Management and leadership degree offers students signature learning experience

Engagement. Skill development. Personal growth. Networking. These are just some of the benefits students get out of signature learning experiences like the Honours Bachelor of Business Administration (Management and Leadership) degree’s Emerge extracurricular.  

Emerge is the creation of Dr. Brenda Marshall, a faculty member in the degree program and an executive coach, researcher and public speaker.

We spoke with Dr. Marshall about how the Emerge extracurricular helps students develop skills that are highly valued by employers, challenges them to step outside their comfort zone and take risks, prepares them for success in their future careers and lives, and connects theory with practice.

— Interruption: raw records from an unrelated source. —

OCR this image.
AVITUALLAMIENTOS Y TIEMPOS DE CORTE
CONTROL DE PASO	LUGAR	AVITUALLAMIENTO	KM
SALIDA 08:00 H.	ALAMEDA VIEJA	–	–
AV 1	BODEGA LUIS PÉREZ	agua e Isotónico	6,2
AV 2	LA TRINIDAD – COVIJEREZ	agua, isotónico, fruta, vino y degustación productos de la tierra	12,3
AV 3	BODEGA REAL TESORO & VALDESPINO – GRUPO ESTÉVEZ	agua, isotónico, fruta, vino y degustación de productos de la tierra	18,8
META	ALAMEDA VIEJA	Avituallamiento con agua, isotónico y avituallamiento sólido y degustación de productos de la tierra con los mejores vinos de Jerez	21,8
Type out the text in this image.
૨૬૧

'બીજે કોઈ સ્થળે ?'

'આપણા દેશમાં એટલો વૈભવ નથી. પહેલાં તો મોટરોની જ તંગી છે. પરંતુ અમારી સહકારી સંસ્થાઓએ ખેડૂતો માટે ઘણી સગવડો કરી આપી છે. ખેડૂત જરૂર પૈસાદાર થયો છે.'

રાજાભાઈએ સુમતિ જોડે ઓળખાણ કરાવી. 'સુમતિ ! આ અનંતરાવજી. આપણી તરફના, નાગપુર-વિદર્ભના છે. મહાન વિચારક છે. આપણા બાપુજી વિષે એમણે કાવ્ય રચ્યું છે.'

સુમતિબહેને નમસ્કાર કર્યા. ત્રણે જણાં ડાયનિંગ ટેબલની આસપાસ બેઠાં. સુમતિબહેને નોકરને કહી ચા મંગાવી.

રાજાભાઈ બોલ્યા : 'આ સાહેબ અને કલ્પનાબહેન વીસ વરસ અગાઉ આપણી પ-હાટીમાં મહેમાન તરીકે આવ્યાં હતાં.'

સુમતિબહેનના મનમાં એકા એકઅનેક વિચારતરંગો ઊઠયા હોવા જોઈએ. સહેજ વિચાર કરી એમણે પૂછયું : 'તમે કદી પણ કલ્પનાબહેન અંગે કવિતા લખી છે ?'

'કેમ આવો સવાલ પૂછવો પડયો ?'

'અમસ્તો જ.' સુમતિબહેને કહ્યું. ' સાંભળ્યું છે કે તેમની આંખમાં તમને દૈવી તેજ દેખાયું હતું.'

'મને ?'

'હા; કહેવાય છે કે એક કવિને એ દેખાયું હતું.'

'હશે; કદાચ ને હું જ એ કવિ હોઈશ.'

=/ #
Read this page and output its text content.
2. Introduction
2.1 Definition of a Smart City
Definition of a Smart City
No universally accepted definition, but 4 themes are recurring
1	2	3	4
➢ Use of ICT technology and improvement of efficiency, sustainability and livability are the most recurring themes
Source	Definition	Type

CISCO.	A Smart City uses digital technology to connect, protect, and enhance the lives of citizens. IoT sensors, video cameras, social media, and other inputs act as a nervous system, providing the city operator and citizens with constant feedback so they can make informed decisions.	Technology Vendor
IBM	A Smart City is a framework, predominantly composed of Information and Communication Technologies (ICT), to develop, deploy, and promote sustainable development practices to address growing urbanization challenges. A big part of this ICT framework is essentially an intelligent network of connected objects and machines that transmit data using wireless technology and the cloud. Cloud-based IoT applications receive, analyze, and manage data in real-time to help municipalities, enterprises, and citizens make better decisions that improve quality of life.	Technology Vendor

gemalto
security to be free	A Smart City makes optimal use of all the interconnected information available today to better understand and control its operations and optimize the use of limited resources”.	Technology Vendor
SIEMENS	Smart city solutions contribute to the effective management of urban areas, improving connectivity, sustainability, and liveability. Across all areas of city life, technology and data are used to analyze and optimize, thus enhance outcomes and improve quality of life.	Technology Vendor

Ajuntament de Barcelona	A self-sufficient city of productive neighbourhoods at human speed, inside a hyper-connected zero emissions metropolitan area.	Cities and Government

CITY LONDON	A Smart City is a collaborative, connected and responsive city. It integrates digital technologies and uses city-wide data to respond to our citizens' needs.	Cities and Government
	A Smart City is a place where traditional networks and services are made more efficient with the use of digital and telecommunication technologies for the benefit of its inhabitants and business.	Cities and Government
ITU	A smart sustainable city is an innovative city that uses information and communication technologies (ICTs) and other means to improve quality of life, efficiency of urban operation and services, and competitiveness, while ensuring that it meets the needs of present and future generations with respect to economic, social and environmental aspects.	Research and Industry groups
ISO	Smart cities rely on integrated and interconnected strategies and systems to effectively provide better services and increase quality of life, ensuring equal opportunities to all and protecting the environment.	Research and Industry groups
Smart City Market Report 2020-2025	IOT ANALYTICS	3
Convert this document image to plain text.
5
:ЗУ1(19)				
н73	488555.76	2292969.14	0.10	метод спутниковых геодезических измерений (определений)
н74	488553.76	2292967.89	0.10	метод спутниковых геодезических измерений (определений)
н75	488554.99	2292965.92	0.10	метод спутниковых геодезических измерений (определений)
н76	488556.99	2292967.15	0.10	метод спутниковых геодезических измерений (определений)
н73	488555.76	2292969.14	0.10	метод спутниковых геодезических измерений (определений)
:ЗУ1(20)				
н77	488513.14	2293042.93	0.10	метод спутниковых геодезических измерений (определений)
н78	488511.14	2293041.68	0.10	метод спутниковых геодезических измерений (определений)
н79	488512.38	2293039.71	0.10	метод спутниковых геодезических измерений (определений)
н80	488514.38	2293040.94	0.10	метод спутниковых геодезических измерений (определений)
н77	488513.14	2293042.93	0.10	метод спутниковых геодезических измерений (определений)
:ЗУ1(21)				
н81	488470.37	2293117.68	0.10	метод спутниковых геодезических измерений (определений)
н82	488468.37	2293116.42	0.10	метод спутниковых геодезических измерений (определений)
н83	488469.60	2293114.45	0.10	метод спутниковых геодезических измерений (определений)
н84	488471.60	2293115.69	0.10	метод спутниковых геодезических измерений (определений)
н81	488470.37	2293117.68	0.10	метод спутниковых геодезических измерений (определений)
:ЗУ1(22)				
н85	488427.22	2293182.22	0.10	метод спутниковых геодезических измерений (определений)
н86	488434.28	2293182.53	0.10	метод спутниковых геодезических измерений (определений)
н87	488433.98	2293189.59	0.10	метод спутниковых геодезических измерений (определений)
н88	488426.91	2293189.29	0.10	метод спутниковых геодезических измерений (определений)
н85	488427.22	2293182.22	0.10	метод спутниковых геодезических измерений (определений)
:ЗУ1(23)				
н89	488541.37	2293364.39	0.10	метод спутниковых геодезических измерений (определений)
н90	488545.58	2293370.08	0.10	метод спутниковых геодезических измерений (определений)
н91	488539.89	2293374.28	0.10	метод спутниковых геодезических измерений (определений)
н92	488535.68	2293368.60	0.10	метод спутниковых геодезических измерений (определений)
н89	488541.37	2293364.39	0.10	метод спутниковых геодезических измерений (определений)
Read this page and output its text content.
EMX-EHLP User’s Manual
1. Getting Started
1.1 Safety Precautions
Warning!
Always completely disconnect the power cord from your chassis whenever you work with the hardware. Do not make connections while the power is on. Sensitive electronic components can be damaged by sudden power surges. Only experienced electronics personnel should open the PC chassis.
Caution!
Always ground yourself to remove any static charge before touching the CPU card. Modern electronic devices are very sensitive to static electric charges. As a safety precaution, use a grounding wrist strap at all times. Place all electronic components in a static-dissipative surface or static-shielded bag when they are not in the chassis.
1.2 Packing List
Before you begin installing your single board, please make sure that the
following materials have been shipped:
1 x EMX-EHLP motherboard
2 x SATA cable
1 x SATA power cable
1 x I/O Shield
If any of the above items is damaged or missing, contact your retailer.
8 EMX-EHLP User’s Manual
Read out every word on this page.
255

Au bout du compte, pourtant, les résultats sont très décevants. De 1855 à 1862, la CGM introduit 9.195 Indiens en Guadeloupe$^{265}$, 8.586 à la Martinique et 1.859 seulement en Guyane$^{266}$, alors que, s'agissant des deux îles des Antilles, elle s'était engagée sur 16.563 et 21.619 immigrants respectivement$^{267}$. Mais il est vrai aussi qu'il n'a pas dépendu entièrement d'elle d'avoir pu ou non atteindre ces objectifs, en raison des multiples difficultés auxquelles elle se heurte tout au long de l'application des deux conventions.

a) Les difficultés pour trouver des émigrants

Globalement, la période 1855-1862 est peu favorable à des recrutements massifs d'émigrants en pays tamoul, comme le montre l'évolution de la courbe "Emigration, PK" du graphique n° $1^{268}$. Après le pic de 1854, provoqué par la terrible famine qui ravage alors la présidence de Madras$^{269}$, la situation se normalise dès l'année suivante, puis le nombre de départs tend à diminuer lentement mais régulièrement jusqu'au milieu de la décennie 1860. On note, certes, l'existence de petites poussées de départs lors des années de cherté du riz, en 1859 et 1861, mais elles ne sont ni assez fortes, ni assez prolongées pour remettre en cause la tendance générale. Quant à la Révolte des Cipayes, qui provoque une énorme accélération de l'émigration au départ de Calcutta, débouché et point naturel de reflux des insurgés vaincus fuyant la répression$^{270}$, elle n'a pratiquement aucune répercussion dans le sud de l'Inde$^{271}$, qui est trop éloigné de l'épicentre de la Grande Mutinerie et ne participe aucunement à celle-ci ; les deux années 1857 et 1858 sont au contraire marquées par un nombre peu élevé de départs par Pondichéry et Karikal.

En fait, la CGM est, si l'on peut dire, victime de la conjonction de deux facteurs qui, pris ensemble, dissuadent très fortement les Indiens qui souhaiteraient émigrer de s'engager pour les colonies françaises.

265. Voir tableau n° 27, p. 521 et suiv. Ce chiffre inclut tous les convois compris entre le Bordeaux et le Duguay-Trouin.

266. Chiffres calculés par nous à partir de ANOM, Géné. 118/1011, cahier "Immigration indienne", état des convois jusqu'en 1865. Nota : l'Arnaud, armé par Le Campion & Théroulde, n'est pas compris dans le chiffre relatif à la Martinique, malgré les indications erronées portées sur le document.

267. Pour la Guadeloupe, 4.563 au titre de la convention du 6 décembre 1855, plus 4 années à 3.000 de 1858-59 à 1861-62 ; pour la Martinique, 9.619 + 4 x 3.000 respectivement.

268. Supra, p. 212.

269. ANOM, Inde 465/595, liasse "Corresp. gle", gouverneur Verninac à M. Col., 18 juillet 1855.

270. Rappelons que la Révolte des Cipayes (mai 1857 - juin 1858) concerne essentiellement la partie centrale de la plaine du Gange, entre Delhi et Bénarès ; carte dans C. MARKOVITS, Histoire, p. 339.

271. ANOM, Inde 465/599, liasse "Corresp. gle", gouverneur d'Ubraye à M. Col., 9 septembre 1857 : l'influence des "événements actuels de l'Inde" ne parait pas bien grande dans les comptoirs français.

Dr. Brenda Marshall, professor, Honours Bachelor of Business Administration (Management and Leadership) headshot she's wearing a light blue sweater and green scarf

Tell us more about the Emerge leadership extracurricular and what it offers students.

Emerge is a signature learning experience for students who want to learn more about – and improve – their management and leadership skills. The format is designed so that students develop relationships with each other; it’s kind of like having your own board of directors. My goal as a facilitator is to foster cohesion for the group, bring a current topic related to leadership every week, and hopefully model some interesting team-building approaches.

Why did you want to offer this extracurricular for your students?

The purpose of the extracurricular is two-fold: 1. It offers unbiased accounts of students’ leadership skills, and 2. The students take that data and turn it into a plan (how they plan to improve their skillset). I love that the process allows me to be creative in how we approach the topic of leadership and gives students access to information they would otherwise not be involved with or party to; it mirrors the process I used to employ with my corporate clients. I wanted students to have an experience just like they’d have in the workplace.

How did you adapt this program – which you use in developing like programs for corporations – for students?

It didn’t really change much. I have a consulting background and have used similar coaching approaches with leaders in Fortune 500 companies. The 360 tool we use to gather data about each student’s approach to leadership is the same one used in corporations around the world. I create mini workshops on topics I believe will resonate, and that’s what we focus on each week.

What benefits do you think students will get out of the extracurricular?

Students had to commit to coming to all five sessions, and we held them on Saturdays so that they would be free of the busyness of the school week. There was an application process, so these students really want to be here and engage with each other. It’s a huge leap of faith for everyone involved to participate, but I know all of them are so glad they did!

Extracurriculars build on student learning

Laura Moote, an Honours Bachelor of Business Administration (Management and Leadership) degree student and Emerge participant, says the experience has allowed her to explore ideas and put them into action.

Being able to interact and engage with my peers and professors has helped me build a network and my own competencies. It’s really enhanced my leadership skills and improved my confidence in my abilities.   

Classmate Avery Perrier adds that the experience provides a deeper understanding of the type of leadership style she wants to use when she’s in the workforce.

“Knowing what my leadership traits are is important so I can adapt to the different types of people I’ll eventually lead. Seeing how every aspect of business informs others is interesting and truly beneficial.”